Affine normalization of quadrics

This is an explanation of the function ddg.math.symmetric_matrices.affine_normalization(). To classify quadrics up to a projective transformation, we can simply compute their signatures (up to global sign). But what if we are interested in classifying quadrics up to an affine transformation? This is less commonly taught, and we will now explain this. It is useful for applications like explicitly parametrizing quadrics.

The problem

We are given a symmetric matrix \(Q \in \R^{(n+1) \times (n+1)}\) defining a quadric in \(\RP^n\) and want to bring it to some kind of normal form. We will see that it is always possible to bring it to either a diagonal form with entries 1, -1 or 0 on the diagonal or to the form

\[\begin{split}\begin{pmatrix} D & & \\ & 0 & 1\\ & 1 & 0\\ \end{pmatrix}\end{split}\]

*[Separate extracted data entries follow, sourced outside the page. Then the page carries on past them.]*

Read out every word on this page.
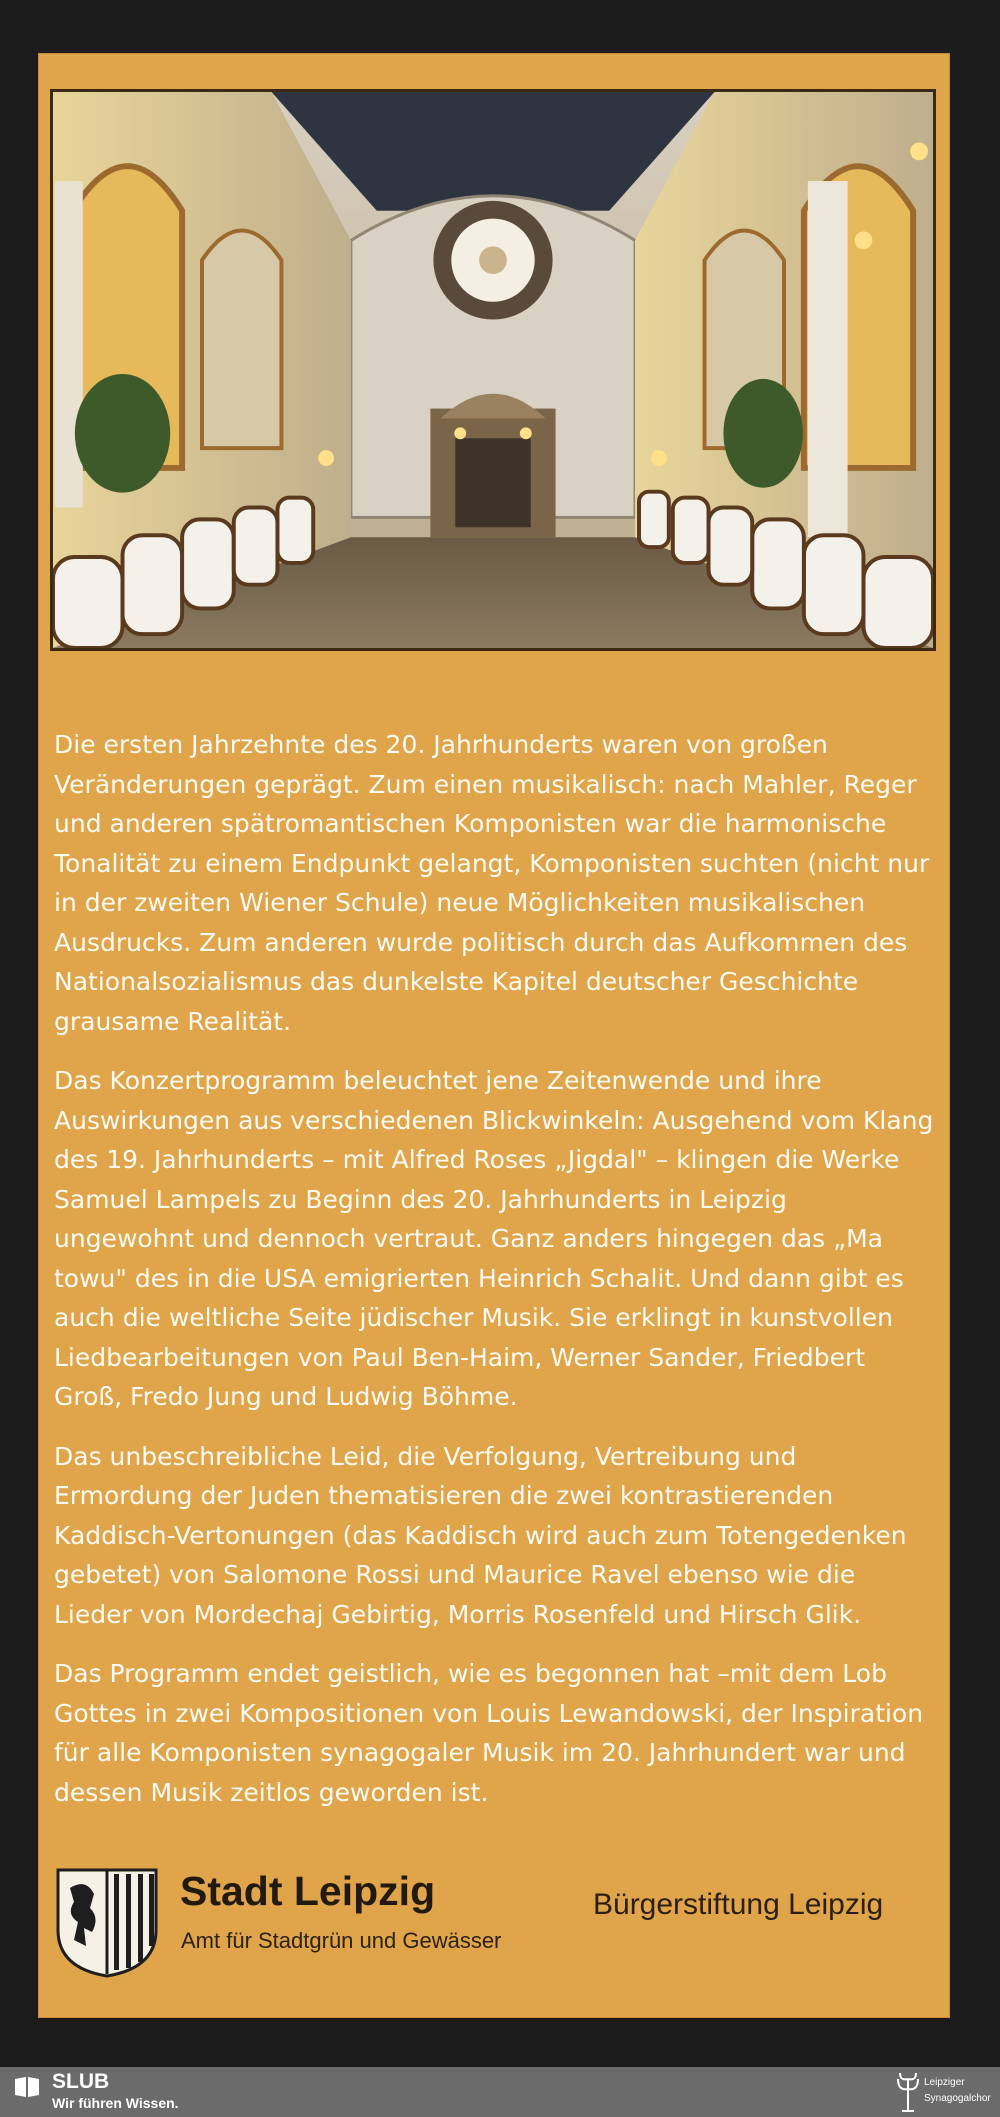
Die ersten Jahrzehnte des 20. Jahrhunderts waren von großen Veränderungen geprägt. Zum einen musikalisch: nach Mahler, Reger und anderen spätromantischen Komponisten war die harmonische Tonalität zu einem Endpunkt gelangt, Komponisten suchten (nicht nur in der zweiten Wiener Schule) neue Möglichkeiten musikalischen Ausdrucks. Zum anderen wurde politisch durch das Aufkommen des Nationalsozialismus das dunkelste Kapitel deutscher Geschichte grausame Realität.

Das Konzertprogramm beleuchtet jene Zeitenwende und ihre Auswirkungen aus verschiedenen Blickwinkeln: Ausgehend vom Klang des 19. Jahrhunderts – mit Alfred Roses „Jigdal" – klingen die Werke Samuel Lampels zu Beginn des 20. Jahrhunderts in Leipzig ungewohnt und dennoch vertraut. Ganz anders hingegen das „Ma towu" des in die USA emigrierten Heinrich Schalit. Und dann gibt es auch die weltliche Seite jüdischer Musik. Sie erklingt in kunstvollen Liedbearbeitungen von Paul Ben-Haim, Werner Sander, Friedbert Groß, Fredo Jung und Ludwig Böhme.

Das unbeschreibliche Leid, die Verfolgung, Vertreibung und Ermordung der Juden thematisieren die zwei kontrastierenden Kaddisch-Vertonungen (das Kaddisch wird auch zum Totengedenken gebetet) von Salomone Rossi und Maurice Ravel ebenso wie die Lieder von Mordechaj Gebirtig, Morris Rosenfeld und Hirsch Glik.

Das Programm endet geistlich, wie es begonnen hat –mit dem Lob Gottes in zwei Kompositionen von Louis Lewandowski, der Inspiration für alle Komponisten synagogaler Musik im 20. Jahrhundert war und dessen Musik zeitlos geworden ist.

Stadt Leipzig
Amt für Stadtgrün und Gewässer
Bürgerstiftung Leipzig
SLUB
Wir führen Wissen.
Leipziger
Synagogalchor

where \(D\) is again a diagonal matrix with entries 1, -1 or 0. We can pay further attention to the global sign and to the order of the entries on the diagonals to truly identify quadrics up to affine transformation, affine signatures and matrices in normal form, but we will not deal with this here. See Signature and AffineSignature for more information on this.

Preliminaries

We will decompose \(Q\) as

\[\begin{split}\begin{pmatrix} Q_1 & q \\ q^\transp & r \end{pmatrix}\end{split}\]

with \(Q_1 \in \R^{n \times n}\) symmetric, \(q \in \R^n\) and \(r \in \R\). Our goal is to find an affine transformation in homogeneous coordinates that brings it to normal form. This amounts to finding a matrix \(A \in \R^{(n+1) \times (n+1)}\) of the form

\[\begin{split}A = \begin{pmatrix} A_1 & b \\ 0 & 1 \end{pmatrix}\end{split}\]

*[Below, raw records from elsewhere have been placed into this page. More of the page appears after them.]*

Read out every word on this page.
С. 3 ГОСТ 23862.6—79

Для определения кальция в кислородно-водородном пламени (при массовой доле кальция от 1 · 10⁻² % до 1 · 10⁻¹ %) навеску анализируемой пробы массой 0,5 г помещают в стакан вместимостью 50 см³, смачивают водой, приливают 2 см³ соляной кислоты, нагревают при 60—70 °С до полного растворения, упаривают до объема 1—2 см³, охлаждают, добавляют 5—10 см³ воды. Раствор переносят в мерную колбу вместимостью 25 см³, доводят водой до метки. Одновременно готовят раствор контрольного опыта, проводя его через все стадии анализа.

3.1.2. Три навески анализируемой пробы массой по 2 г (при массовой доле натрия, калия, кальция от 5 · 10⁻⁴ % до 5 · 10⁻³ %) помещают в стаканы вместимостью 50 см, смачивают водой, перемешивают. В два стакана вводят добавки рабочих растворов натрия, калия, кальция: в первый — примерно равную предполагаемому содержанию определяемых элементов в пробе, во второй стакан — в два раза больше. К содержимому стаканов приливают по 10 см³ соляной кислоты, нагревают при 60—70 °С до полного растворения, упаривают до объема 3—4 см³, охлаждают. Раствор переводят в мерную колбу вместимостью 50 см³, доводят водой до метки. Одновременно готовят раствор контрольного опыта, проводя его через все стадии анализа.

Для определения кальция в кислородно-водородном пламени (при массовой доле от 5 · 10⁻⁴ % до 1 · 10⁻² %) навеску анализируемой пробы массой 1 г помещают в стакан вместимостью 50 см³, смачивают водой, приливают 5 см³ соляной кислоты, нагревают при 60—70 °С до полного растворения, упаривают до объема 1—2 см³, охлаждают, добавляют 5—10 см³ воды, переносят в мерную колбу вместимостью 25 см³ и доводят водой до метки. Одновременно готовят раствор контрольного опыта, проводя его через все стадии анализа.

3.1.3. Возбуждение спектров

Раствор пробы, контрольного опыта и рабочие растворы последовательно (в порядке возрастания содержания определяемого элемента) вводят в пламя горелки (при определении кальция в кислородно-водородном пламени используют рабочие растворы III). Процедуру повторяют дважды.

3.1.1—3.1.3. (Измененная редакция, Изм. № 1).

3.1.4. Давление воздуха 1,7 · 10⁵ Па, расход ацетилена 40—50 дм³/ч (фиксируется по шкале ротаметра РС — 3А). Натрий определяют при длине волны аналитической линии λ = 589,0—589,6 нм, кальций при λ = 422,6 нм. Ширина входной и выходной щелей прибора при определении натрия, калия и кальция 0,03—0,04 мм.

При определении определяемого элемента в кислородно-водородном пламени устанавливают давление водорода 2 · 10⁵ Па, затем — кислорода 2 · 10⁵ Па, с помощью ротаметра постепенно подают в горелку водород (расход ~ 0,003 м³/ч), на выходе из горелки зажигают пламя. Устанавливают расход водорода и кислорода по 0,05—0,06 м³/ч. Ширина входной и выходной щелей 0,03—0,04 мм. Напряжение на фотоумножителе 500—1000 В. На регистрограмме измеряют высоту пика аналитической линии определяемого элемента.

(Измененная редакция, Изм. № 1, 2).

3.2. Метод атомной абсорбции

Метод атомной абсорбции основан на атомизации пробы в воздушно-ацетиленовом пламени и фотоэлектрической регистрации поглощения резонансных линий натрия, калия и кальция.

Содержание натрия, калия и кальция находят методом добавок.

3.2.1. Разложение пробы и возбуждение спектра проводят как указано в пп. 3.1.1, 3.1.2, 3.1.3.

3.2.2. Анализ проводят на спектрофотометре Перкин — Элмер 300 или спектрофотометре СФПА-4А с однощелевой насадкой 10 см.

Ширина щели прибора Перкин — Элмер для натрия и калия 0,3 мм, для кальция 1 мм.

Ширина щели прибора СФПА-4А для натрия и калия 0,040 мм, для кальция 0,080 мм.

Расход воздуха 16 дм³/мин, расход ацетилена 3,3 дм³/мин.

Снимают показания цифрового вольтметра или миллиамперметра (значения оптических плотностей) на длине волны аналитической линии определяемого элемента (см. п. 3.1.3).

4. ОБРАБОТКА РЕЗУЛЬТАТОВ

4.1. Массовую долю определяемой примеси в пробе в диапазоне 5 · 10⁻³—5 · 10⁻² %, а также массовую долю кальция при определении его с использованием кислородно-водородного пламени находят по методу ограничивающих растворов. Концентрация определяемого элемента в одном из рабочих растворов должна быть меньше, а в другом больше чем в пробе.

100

With \(A_1 \in \operatorname{GL}(n)\) and \(b \in \R^n\) such that

\[\begin{split}A^\transp Q A = \begin{pmatrix} A_1{}^\transp Q_1 A_1 & A_1{}^\transp (Q_1b + q) \\ (Q_1 b + q)^\transp A_1 & \langle b, Q_1 b + 2q\rangle + r \end{pmatrix}\end{split}\]

is in normal form.

The non-parabolic case

If we can find \(b\) so that

\[A_1{}^\transp(Q_1 b + q) = 0 \iff Q_1 b + q = 0\]

(since \(A_1\) is invertible), we are in the non-parabolic case. Here, we can just diagonalize \(Q_1\) and are already almost done. We now have a diagonal matrix

\[\begin{split}D \coloneqq \begin{pmatrix} D_1 & 0 \\ 0 & \langle b, q \rangle + r \end{pmatrix}\end{split}\]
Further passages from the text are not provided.